"Yes, that is true," Minola said, thinking of Mary herself and of what she might perhaps do for her. "But don't tell any one about this, Mary—not even your brother—if you can well help it," Minola added, knowing what little chance there would be of Mary's keeping such a thing secret from her brother. "It is all uncertain and only talk as yet, you know."

"These things are never secret, dearest," Mary said with a wise shake of the head. "Men always get to know of them. I think the birds of the air carry the news abroad that a woman has money, or that she has not," and Mary sighed again gently.

"Do you see much of an alteration in the ways of men toward me already, Mary? Do they hang around me in adoring groups? Do they lean enraptured over me as I sweep the chords of the harp? Do they who whispered that I sang like the crow before, now loudly declare that my voice puts the nightingale out of conceit with his own minstrelsy?"

"Now you are only talking nonsense, dear; for we know so few men—and then you don't play the harp, and you never sing in company. But, if you ask me, I think I do see some difference."

"Already, Mary?"

"Well, yes, I think so; in one instance at least. Not surely that you were not likely to have attentions enough paid to you in any case, if you cared about them or encouraged them, and that, even if you hadn't a sixpence in the world—but still——"

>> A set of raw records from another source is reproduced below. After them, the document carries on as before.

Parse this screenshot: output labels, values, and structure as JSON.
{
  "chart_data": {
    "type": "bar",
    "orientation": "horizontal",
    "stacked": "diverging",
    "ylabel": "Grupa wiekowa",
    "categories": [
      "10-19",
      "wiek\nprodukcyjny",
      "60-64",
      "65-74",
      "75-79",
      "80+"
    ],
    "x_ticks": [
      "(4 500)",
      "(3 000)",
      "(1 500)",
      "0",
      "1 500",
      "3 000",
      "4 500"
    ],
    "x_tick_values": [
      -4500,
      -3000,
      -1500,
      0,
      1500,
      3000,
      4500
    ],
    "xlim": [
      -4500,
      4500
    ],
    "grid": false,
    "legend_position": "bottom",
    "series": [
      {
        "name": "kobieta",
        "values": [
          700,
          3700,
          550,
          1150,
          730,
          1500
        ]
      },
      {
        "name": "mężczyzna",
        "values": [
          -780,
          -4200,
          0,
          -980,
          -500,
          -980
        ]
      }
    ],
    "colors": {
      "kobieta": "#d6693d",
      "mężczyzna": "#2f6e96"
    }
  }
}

"But still it does enhance one's charms, you think? Come, Mary, tell me the name of this mercenary admirer. Depend upon it, all his arts shall fail."

"You are only laughing at me still, dearest, but there is something in it I can tell you for all that. It is not my idea alone, I can assure you. What do you think of a Duke's brother for an admirer, Minola?"

Little Mary Blanchet was a crafty little personage. She thought she could not too soon begin working for her brother's cause by trying to throw discredit on the motives of all other possible wooers. She had observed when going now and then to the house of the Moneys, during the last few days, that the returned cadet of the one great ducal house whereof she had any knowledge was there every day, and that he was very attentive to Minola. The same remark had been made by Mr. Money, and had called forth an indignant objection from Lucy, who protested against the thought of her Nola having a broken-down outcast like that for a lover. But Mary, who was almost terrified at the idea of sitting down in the same room with any member of the great family who owned the mausoleum at Keeton, was not certain how far the name of a family like that might not go with any girl, even Minola, and believed it not an unwise precaution to begin as soon as possible throwing discredit on his purposes.

Minola tried not to seem vexed. She had liked to talk to Mr. St. Paul when he came, as he did every day of her stay in Victoria street. She had liked it because it gave her no trouble in thinking, and it saved her from having to talk to others with whom she might have felt more embarrassed, and because it turned away attention from what might perhaps have otherwise been observed—as she feared at least—by too keen eyes. If Mary must suspect anything, it was a relief to find that she only suspected this, and Minola tried to make merry with her about her absurdity. But in her secret heart she sickened at such talk, and such thoughts, and felt as if the very shadow of the fortune which was expected for her, falling already on her path, was making it one of new pain and of still less accustomed shame.